ROCKLAND, Maine — A week after the city foreclosed on three homes for nonpayment of property taxes, five additional homes were taken for failure to pay sewer fees.
City Attorney Kevin Beal said, however, the city will work to return the homes to their former owners if payments can be arranged.
“Certainly our explicit goal is to avoid foreclosure and if that occurs, we promptly want to return the property to the former owner or a party of interest,” Beal said.
Despite repeated letters and telephone calls to avoid the seizures, however, five properties were foreclosed on March 17, the attorney said. He added that in the vast majority of the cases involving sewer foreclosures, the properties are returned either to the former owner, a family member or a bank that has a mortgage on the homes.
The properties seized because of the owners failing to pay sewer fees include a bungalow-style house on Dunton Avenue assessed by the city at $79,500. That property owner owed $428 in back sewer fees from 2013. Another is a two-story home on Jefferson Street assessed at $117,700 whose owners owed $200. A third is a Cape Cod-style home on Broadway assessed by the city at $152,300 which had a sewer lien foreclosed for $117.
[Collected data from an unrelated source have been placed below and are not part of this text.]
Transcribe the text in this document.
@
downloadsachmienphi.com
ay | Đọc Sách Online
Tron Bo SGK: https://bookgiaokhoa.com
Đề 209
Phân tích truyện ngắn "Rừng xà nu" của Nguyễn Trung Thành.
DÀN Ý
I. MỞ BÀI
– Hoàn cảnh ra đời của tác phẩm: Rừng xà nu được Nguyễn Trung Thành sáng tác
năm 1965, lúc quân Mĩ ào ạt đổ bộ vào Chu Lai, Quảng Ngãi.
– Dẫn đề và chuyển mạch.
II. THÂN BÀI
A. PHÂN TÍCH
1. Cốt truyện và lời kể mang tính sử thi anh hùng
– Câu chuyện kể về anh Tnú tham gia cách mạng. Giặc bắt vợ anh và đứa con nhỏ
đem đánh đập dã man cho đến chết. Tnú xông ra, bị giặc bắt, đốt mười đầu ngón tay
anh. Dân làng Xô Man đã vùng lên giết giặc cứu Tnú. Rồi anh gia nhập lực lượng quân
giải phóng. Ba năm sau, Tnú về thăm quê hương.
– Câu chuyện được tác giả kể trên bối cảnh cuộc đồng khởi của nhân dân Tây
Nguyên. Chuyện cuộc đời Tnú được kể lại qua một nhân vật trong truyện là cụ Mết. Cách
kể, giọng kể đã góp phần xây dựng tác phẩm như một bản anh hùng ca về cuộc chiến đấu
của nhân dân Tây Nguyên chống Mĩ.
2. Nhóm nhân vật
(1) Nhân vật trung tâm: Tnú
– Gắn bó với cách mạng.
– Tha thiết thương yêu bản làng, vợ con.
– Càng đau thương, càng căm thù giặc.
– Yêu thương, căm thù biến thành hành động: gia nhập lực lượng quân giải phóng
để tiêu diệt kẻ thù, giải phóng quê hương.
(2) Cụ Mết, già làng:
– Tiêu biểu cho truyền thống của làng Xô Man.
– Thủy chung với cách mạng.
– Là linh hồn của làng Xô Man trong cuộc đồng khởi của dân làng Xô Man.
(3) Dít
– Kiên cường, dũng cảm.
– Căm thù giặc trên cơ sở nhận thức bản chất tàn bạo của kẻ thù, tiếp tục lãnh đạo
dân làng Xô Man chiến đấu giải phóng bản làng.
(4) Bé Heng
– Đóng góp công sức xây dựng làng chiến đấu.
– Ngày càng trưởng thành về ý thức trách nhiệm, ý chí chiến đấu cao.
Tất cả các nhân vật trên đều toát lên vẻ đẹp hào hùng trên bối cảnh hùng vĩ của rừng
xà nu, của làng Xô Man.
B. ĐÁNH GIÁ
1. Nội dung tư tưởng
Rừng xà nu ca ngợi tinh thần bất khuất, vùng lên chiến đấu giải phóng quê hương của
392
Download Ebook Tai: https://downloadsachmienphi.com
Two mobile homes in Sunset Terrace Mobile Home Park also were foreclosed on for not paying sewer fees. One is assessed at $41,300 and owed $176 and the other at $27,600 which owed $242.
The city attorney said because of the foreclosures, anyone seeking to get the properties back must pay not only the sewer fees on the liens that foreclosed but also any subsequent sewer fees and any property taxes owed. The city’s costs for filing the liens also must be covered.